Movie Review: The Town

I'm not sure I'll ever be able to watch a Boston-set movie without spending the majority of my time squinting at background street signs and building facades, trying to determine where any particular scene was filmed. Featuring one of my favorite North End restaurants AND Fenway's Boston Beer Works, 'The Town' didn't disappoint.


This trailer is actually really annoying, because it features a ton of dialogue that doesn't happen in the movie. But you'll get the point.

It didn't disappoint as an actual movie either: Ben Affleck the actor is in his element - all grizzle and simmering anger (and track jackets), while Ben Affleck the director tells a focused and well-paced story (He shoots landscapes and light particularly well). I was able to forget Serena Van der Woodsen quickly, in exchange for Blake Lively's trashy drugged out single mom; forgetting Don Draper was harder, but Jon Hamm was also working with a lower-key character. Jeremy Renner and Rebecca Hall, as the best friend and love interest of Ben Affleck's main character, were solid, if ultimately forgettable (Renner - or the script - could have done more with his character and the I-went-to-jail-for-you anger and rash, revenge-on-the-world decision making).

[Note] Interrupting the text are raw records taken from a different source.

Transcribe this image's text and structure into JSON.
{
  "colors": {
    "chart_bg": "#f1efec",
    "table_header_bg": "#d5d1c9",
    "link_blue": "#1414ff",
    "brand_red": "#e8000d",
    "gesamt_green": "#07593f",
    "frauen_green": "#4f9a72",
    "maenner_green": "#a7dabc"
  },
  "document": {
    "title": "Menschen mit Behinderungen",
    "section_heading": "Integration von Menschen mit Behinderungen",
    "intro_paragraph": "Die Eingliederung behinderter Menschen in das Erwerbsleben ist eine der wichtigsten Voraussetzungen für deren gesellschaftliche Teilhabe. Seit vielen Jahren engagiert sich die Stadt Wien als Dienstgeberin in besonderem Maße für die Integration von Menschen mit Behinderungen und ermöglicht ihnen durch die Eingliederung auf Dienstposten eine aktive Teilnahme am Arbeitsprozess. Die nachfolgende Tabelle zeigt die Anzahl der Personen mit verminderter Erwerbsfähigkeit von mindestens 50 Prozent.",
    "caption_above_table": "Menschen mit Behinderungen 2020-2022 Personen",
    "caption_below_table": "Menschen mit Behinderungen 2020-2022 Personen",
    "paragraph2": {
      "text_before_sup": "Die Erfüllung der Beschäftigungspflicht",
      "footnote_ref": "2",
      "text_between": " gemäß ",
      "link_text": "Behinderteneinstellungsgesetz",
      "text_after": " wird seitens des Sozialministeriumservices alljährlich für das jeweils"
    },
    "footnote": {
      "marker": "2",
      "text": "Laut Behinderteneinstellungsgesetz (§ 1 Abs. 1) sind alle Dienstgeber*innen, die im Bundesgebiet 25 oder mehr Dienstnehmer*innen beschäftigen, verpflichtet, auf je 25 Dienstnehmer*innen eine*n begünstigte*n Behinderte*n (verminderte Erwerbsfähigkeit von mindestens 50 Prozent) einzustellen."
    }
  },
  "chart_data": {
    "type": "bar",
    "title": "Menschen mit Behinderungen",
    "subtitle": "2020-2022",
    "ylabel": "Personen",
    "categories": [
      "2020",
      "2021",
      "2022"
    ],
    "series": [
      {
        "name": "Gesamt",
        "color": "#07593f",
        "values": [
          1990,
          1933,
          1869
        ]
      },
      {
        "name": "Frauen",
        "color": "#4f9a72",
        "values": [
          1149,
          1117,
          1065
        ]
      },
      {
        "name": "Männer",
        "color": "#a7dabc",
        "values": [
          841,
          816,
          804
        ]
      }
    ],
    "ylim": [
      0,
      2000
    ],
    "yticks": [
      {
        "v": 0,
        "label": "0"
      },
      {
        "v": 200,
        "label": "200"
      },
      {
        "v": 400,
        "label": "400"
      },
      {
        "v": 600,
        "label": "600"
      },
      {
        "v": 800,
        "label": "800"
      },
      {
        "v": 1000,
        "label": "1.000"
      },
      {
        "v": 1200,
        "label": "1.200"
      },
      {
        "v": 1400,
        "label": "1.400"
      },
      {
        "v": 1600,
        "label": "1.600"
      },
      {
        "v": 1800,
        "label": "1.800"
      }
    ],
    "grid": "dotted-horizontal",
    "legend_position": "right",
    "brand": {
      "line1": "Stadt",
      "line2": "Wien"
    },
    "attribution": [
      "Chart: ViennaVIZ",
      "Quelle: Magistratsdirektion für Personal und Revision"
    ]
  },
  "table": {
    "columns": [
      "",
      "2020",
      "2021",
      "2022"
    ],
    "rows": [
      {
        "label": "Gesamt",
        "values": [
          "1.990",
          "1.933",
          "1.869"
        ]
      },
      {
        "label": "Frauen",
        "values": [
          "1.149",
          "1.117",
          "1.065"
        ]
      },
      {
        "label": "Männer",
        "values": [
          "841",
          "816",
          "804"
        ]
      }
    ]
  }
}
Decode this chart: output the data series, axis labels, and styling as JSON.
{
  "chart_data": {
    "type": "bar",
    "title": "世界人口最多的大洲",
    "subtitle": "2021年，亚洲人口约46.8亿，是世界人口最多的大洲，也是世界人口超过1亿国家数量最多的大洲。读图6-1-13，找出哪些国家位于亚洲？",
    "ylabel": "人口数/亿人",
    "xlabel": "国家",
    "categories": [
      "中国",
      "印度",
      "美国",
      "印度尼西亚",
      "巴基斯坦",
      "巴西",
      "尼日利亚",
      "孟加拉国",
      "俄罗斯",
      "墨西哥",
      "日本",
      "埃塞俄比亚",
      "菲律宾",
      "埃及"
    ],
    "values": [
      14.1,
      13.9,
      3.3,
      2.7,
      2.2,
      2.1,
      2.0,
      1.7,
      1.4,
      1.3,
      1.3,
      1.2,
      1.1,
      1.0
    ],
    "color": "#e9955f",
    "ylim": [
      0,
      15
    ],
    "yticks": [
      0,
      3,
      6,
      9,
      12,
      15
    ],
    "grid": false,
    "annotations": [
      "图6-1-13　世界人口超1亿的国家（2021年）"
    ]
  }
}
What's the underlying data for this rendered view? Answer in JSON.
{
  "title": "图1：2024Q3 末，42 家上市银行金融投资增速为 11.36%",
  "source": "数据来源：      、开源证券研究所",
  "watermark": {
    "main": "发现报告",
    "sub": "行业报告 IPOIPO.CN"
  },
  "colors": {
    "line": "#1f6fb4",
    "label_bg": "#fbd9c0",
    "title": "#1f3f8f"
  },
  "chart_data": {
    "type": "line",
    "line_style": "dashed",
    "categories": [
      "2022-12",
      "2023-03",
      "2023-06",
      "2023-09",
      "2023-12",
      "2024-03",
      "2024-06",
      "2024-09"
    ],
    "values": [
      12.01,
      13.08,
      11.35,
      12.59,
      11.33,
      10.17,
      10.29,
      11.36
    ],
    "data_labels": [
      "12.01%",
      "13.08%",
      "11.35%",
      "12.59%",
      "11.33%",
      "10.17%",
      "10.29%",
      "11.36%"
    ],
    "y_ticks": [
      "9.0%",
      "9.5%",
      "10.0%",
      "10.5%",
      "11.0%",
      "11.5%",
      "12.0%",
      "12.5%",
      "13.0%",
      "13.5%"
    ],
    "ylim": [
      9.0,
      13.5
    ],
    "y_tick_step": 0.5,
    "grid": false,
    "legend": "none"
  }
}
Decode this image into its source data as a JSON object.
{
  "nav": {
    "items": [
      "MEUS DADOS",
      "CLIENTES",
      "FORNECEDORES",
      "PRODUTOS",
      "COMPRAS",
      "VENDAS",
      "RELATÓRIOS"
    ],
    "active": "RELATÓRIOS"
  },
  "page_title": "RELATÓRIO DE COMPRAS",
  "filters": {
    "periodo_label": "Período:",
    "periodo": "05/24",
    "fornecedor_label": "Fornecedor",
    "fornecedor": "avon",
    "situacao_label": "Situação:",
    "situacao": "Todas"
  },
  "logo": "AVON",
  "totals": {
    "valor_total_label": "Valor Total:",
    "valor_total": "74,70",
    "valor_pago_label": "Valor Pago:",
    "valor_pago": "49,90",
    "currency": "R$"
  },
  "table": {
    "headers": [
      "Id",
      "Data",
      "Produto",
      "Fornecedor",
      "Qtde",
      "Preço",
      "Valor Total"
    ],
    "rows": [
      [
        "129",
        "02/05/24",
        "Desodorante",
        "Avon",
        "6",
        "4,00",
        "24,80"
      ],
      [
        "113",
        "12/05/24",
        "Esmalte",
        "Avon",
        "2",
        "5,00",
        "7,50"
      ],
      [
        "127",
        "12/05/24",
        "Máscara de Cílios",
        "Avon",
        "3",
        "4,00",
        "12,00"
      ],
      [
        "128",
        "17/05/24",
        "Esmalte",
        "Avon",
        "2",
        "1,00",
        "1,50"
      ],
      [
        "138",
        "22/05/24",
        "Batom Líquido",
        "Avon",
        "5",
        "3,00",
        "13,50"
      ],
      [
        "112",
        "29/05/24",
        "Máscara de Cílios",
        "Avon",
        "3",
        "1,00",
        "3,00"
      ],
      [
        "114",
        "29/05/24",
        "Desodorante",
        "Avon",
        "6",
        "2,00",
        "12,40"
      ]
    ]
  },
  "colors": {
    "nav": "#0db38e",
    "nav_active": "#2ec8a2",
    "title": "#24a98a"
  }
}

There was a continuity error that's still bugging me (The final heist is said to revolve around a four-game Red Sox/Yankees series, but a bar TV shows a Red Sox/Blue Jays game instead), and an annoyingly cheesy throwaway scene, in which Jon Hamm demands a warrant, that's only left in for plot necessity. And I wonder if there was some lost-in-the-editing process plot point to Victor Garber, or if his inclusion in that opening scene was just a shout-out to Jennifer Garner and 'Alias.'

I can't put my finger on where the movie dragged (certainly not in the prison scene, where Ben Affleck visits his dad, played by Chris Cooper, who packs a 5-minute role full of weight and punch), but the movie felt long. That also might have been my 10-hour car ride from the day before talking.

7.5 Twix bars!

1 comments:

Beth said...

I hear ya re: squinting to read street signs, etc! It certainly depicted (picture wise) Boston as the beautiful city it was. We enjoyed this movie - it wasn't Departed good - but it was solidly good. It was one of the first films in awhile where Ben Affleck (the actor) didn't irk me - loved that!